The Dirección General de Normas (General Directorate of Standards) is an administrative unit under the Normativity, Competitiveness, and Competition Unit of the Secretariat of Economy in Mexico. It is responsible for exercising the powers conferred by the Federal Law on Metrology and Standardization (repealed), the Law on Quality Infrastructure, the Federal Law on Consumer Protection, the Hydrocarbons Law, the Federal Law on Telecommunications and Broadcasting, as well as the regulations and other applicable provisions in the field of standardization, metrology, and conformity assessment, including international agreements and treaties in that regard.

Therefore, it establishes through the mandatory Mexican Official Standards (NOM), the minimum quality standards for products and services offered to the population. Through the voluntary Mexican Standards (NMX), it determines the quality of specific products and services, particularly for the protection and guidance of consumers. These standards must not contain specifications lower than those established in the Mexican Official Standards.

In Mexico, the mandatory Mexican Official Standards (NOM) are developed by Federal Government Agencies according to their attributions through the Consultative Committees for National Standardization, and they are of public nature.

On the other hand, the voluntary Mexican Standards (NMX) are promoted by the private sector through the National Standardization Organizations according to their competence.
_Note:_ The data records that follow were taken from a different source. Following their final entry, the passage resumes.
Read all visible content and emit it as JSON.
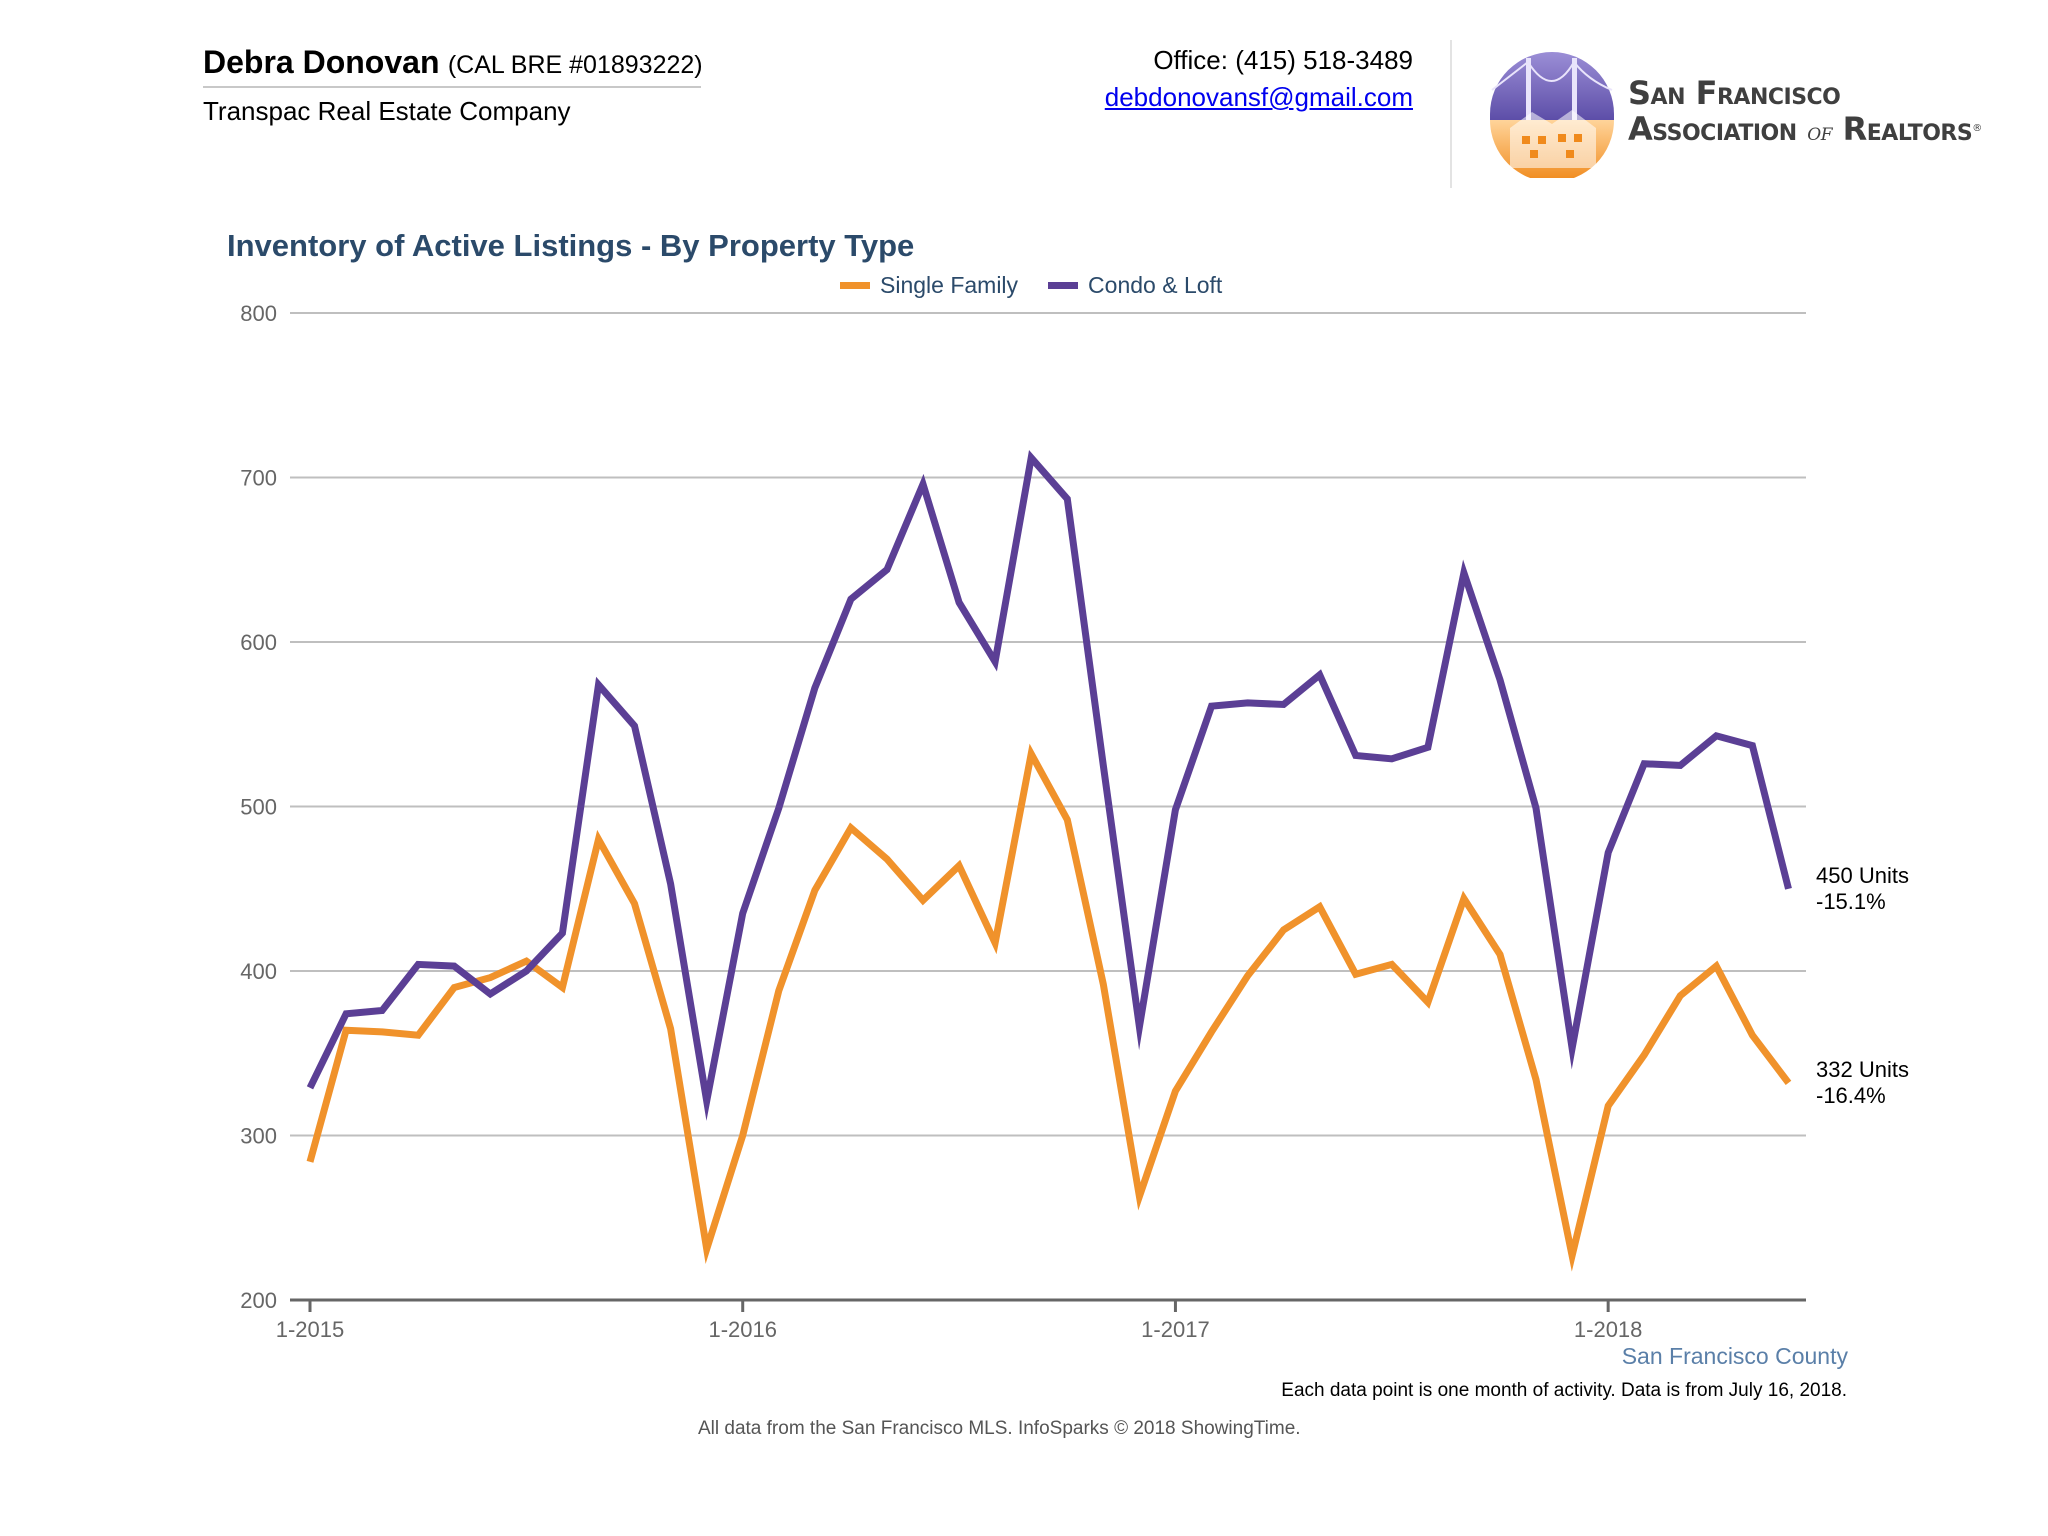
{
  "agent": {
    "name": "Debra Donovan",
    "license": "(CAL BRE #01893222)",
    "company": "Transpac Real Estate Company"
  },
  "contact": {
    "office": "Office: (415) 518-3489",
    "email": "debdonovansf@gmail.com"
  },
  "logo": {
    "line1": "San Francisco",
    "line2_pre": "Association",
    "line2_of": "of",
    "line2_post": "Realtors",
    "reg": "®",
    "colors": {
      "purple": "#7b6bbd",
      "orange": "#f39a2b"
    }
  },
  "chart_data": {
    "type": "line",
    "title": "Inventory of Active Listings - By Property Type",
    "ylim": [
      200,
      800
    ],
    "yticks": [
      200,
      300,
      400,
      500,
      600,
      700,
      800
    ],
    "xticks": [
      {
        "index": 0,
        "label": "1-2015"
      },
      {
        "index": 12,
        "label": "1-2016"
      },
      {
        "index": 24,
        "label": "1-2017"
      },
      {
        "index": 36,
        "label": "1-2018"
      }
    ],
    "grid": true,
    "legend_position": "top-center",
    "x": [
      "1-2015",
      "2-2015",
      "3-2015",
      "4-2015",
      "5-2015",
      "6-2015",
      "7-2015",
      "8-2015",
      "9-2015",
      "10-2015",
      "11-2015",
      "12-2015",
      "1-2016",
      "2-2016",
      "3-2016",
      "4-2016",
      "5-2016",
      "6-2016",
      "7-2016",
      "8-2016",
      "9-2016",
      "10-2016",
      "11-2016",
      "12-2016",
      "1-2017",
      "2-2017",
      "3-2017",
      "4-2017",
      "5-2017",
      "6-2017",
      "7-2017",
      "8-2017",
      "9-2017",
      "10-2017",
      "11-2017",
      "12-2017",
      "1-2018",
      "2-2018",
      "3-2018",
      "4-2018",
      "5-2018",
      "6-2018"
    ],
    "series": [
      {
        "name": "Single Family",
        "color": "#f0922b",
        "values": [
          284,
          364,
          363,
          361,
          390,
          396,
          406,
          390,
          480,
          441,
          365,
          231,
          300,
          388,
          449,
          487,
          468,
          443,
          464,
          417,
          532,
          492,
          392,
          263,
          327,
          363,
          397,
          425,
          439,
          398,
          404,
          381,
          444,
          410,
          334,
          227,
          318,
          349,
          385,
          403,
          361,
          332
        ],
        "end_label": "332 Units",
        "end_change": "-16.4%"
      },
      {
        "name": "Condo & Loft",
        "color": "#5b3f95",
        "values": [
          329,
          374,
          376,
          404,
          403,
          386,
          400,
          423,
          574,
          549,
          453,
          321,
          435,
          499,
          572,
          626,
          644,
          696,
          624,
          588,
          712,
          687,
          525,
          366,
          498,
          561,
          563,
          562,
          580,
          531,
          529,
          536,
          642,
          577,
          499,
          353,
          472,
          526,
          525,
          543,
          537,
          450
        ],
        "end_label": "450 Units",
        "end_change": "-15.1%"
      }
    ]
  },
  "footer": {
    "region": "San Francisco County",
    "note": "Each data point is one month of activity. Data is from July 16, 2018.",
    "source": "All data from the San Francisco MLS. InfoSparks © 2018 ShowingTime."
  },
  "colors": {
    "title": "#2b4a6a",
    "grid": "#bfbfbf",
    "axis": "#666666",
    "region": "#5a7fa8"
  }
}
For areas not covered by these organizations, the standards are developed and promoted by the Secretariat of Economy through its National Technical Standardization Committees.

To ensure maximum efficiency in standardization matters, the Secretariat of Economy participates in international forums and organizations such as the Codex Alimentarius, the Pan American Standards Commission (COPANT), the International Electrotechnical Commission (IEC), and the International Organization for Standardization (ISO).